MSP-focused cloud monetization vendor HyAlto adds Veeam support as they build out ecosystem

HyAlto, formerly known as AirVM, has retooled its business model to simplify and more effectively monetize cloud services management for MSPs, and has announced support for the Veeam cloud as they build out their ecosystem.

MIAMI – HyAlto, which is not a new company, but which has a new name and a new MSP-centric business model, has announced the availability of Veeam support following their recent joining of the Veeam Alliance Partner program. The company believes that it has a differentiated value proposition for MSPs, and has been at the VeeamON event here this week, looking to expand their partner base.

HyAlto, formerly known as AirVM, is one of the companies in the Wesley Clover stable, the Ottawa-based Terry Matthews company that focuses on incubating early stage start-ups. The company that became HyAlto actually started out as an IaaS provider in 2008, selling direct, exclusively with VMware technology, and with data centres in Canada, the U.S. and the U.K. Since then, however, they have pivoted the company – three times.

“The first pivot came five years ago, when we built a cloud portal and became a cloud platform,” said Alan Zurakowski, HyAlto’s CEO. “With the portal, over time we had other VMware CSPs wanting to license us, so we had two lines of business, the direct IaaS business and a cloud software business with the cloud monetization portal.”

The second pivot came in 2016.

“We sold the IaaS business to TeraGo, and focused on the MSP as the target market,” Zurakowski indicated.

The third pivot came late last year, and involved the rebranding of the company.

“Our original platform was built solely built for VMware, and we determined that we needed to support public clouds, so we rebuilt the platform and launched our Alto multi-cloud architecture.” Zurakowski said. “The HyAlto rebrand happened at that time. The Veeam cloud is now the second one which we support.” They don’t yet support any of the big hyperscale public clouds, but that is the plan as they broaden out further.

The HyAlto business model today focuses on what they term multi-cloud monetization. They simplify cloud services management for MSPs by removing the complexities related to cloud services front-office quoting, ordering, back-office billing and chargebacks, through a single pane of glass interface to monetize Veeam and VMware services.

“There are 5000 MSPs who resell VMware as a private hosted service, and we are an enabler for them,” Zurakwoski said. “There are tools to do these things in the public cloud, but it is a gap in VMware’s product, and it’s something that most MSPs do with manual processes. We replace those. We focus on the order entry workflow, dealing with pain points in scaling and on the back end.”

It’s a market which is not oversaturated – in the MSP space.

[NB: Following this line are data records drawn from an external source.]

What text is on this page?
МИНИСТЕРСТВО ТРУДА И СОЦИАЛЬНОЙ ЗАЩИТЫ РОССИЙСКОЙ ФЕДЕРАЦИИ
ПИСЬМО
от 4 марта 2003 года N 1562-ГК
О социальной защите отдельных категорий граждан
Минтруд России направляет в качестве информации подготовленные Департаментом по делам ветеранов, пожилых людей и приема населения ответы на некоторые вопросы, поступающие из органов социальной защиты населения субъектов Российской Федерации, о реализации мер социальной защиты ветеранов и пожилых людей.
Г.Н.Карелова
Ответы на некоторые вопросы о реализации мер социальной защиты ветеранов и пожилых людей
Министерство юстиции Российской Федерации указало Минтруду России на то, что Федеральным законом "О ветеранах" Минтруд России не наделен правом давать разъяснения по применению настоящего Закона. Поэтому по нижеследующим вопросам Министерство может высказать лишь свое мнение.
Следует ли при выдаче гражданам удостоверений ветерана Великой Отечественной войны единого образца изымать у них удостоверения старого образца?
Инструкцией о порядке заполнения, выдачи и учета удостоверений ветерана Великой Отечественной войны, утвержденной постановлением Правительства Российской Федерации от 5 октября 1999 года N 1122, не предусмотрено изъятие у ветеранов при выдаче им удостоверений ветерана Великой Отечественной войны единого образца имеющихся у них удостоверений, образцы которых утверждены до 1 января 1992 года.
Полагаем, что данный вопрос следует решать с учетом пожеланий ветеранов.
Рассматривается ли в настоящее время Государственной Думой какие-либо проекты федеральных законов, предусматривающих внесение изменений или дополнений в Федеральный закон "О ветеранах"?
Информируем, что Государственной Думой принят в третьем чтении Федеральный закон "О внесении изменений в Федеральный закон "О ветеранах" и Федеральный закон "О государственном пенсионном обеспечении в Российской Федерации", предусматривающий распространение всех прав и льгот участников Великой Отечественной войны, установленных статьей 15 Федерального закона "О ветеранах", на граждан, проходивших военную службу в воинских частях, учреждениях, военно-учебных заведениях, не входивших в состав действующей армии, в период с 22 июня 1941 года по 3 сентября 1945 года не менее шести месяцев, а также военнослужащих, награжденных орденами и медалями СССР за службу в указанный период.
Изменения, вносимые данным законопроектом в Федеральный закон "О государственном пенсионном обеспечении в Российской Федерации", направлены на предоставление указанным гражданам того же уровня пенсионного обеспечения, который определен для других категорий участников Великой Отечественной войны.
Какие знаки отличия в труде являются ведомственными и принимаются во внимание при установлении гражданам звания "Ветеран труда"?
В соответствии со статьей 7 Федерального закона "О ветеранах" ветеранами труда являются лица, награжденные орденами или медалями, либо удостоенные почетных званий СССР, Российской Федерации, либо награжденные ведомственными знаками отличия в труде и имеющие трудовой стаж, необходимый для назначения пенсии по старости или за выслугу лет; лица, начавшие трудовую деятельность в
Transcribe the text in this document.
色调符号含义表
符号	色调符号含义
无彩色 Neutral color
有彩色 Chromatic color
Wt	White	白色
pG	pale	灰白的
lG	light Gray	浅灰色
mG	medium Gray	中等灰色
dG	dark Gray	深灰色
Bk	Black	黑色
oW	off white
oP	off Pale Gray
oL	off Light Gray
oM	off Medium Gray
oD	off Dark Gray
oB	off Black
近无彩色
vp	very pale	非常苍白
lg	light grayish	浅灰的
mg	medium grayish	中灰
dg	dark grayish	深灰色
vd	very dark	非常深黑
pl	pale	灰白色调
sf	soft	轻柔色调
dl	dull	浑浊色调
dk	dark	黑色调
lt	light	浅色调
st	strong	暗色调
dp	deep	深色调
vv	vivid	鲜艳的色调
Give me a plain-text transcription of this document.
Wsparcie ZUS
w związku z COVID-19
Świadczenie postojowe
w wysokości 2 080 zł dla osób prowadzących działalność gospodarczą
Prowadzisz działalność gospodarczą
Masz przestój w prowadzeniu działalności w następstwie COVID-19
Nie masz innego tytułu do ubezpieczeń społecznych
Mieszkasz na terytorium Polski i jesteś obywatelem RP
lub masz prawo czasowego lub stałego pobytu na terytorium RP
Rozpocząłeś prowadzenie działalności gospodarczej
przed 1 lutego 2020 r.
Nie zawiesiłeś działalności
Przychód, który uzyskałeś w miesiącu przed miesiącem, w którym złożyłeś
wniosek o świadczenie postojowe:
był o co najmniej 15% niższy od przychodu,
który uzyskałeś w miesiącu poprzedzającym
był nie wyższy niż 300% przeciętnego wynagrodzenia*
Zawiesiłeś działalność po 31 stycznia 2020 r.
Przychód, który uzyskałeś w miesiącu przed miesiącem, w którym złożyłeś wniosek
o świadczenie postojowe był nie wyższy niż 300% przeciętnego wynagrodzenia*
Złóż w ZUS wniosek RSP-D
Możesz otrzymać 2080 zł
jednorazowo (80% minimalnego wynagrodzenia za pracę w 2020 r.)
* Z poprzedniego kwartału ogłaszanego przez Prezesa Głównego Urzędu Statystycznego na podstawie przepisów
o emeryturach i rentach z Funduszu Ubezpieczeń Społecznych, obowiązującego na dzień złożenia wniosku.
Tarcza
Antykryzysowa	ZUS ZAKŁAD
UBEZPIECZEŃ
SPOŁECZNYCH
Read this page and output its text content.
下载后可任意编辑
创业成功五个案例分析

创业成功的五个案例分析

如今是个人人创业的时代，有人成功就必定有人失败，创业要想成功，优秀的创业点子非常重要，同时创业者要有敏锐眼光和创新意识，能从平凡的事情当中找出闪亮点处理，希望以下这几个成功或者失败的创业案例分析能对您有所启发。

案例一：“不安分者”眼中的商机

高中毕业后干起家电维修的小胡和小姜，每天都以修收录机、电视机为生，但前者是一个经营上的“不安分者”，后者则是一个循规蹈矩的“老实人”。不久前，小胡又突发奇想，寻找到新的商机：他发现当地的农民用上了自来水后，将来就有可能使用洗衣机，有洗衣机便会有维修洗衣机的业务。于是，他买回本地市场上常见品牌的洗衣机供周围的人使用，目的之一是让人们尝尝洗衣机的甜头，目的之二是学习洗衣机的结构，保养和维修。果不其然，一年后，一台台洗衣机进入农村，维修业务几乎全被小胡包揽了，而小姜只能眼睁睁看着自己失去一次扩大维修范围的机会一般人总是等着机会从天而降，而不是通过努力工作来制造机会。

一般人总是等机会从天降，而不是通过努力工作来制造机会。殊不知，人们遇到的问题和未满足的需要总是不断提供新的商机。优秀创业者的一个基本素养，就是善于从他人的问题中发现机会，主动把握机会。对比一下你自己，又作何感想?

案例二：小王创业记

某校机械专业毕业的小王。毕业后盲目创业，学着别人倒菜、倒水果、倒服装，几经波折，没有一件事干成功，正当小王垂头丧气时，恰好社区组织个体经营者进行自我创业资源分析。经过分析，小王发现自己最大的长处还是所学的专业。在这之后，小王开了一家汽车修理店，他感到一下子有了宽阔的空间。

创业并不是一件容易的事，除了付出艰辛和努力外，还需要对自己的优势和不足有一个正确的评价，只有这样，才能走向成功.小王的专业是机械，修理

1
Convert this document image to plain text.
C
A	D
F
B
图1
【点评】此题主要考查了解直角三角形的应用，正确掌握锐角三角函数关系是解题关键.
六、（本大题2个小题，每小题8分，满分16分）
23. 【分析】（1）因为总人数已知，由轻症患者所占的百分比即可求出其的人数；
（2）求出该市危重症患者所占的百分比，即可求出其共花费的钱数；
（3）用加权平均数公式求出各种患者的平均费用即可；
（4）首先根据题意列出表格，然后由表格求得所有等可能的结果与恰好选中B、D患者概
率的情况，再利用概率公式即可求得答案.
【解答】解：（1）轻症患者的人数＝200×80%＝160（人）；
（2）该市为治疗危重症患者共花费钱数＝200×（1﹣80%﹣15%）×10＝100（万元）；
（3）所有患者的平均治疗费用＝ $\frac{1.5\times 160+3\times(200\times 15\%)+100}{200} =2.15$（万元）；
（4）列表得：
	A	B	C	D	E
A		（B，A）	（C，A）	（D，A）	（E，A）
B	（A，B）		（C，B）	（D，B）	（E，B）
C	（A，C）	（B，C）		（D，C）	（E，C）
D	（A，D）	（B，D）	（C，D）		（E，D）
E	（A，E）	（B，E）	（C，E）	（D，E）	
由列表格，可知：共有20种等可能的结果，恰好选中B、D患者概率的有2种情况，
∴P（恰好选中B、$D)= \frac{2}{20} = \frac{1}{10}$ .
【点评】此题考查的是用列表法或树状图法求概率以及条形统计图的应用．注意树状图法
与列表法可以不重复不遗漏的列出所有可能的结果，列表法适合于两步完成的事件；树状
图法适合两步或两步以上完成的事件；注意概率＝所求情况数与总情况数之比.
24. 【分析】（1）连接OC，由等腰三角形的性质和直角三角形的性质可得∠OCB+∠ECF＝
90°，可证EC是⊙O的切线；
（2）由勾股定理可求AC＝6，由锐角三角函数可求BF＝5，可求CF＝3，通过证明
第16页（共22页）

“There are dozens of cloud management platforms, but all but two are focused on the enterprise, and the enterprise platforms don’t have the multi-tenanted platform that MSPs need,” Zurakowski indicated. “There are really only two companies, us and OnApp, a competitor based in the U.K, who are specifically focused on the MSP market.”

While HyAlto does have a few enterprise customers, about 95 per cent are MSPs.

“I want to own this MSP market,” Zurakowski said. “That’s the focus.”

Their MSP base ranges from the very small to the fairly large, although the biggest aren’t really a market for this.

“Very large MSPs have their own development shops,” Zurakowski indicated.

At this stage, the MSP base is fairly small, but it’s still early days.

“We have a few dozen MSPs at this point, but we have really only been in the market with this for the last six months,” Zurakowski said.

Trade shows like VeeamOn are essential to broaden that base, but Zurakowski acknowledged that they are tricky for a company like themselves.

“HyAlto isn’t a known brand,” he said. “We are a brand new vendor. So when the doors open up on the first day, we don’t blow the roof off because the MSPs don’t know who we are. Day two was much better, when we had some good conversations.”

Zurakowski said that the show also had value for them in exposing them to at least one other vendor, also fairly new in the market, who would be a logical company for them to partner with. The plan is to continue reaching out to MSP partners, including appearing at the shows for RMM/PSA vendors, where MSPs tend to congregate.

“We don’t yet have any relationships with those vendors, but we do plan to develop them,” Zurakowski said.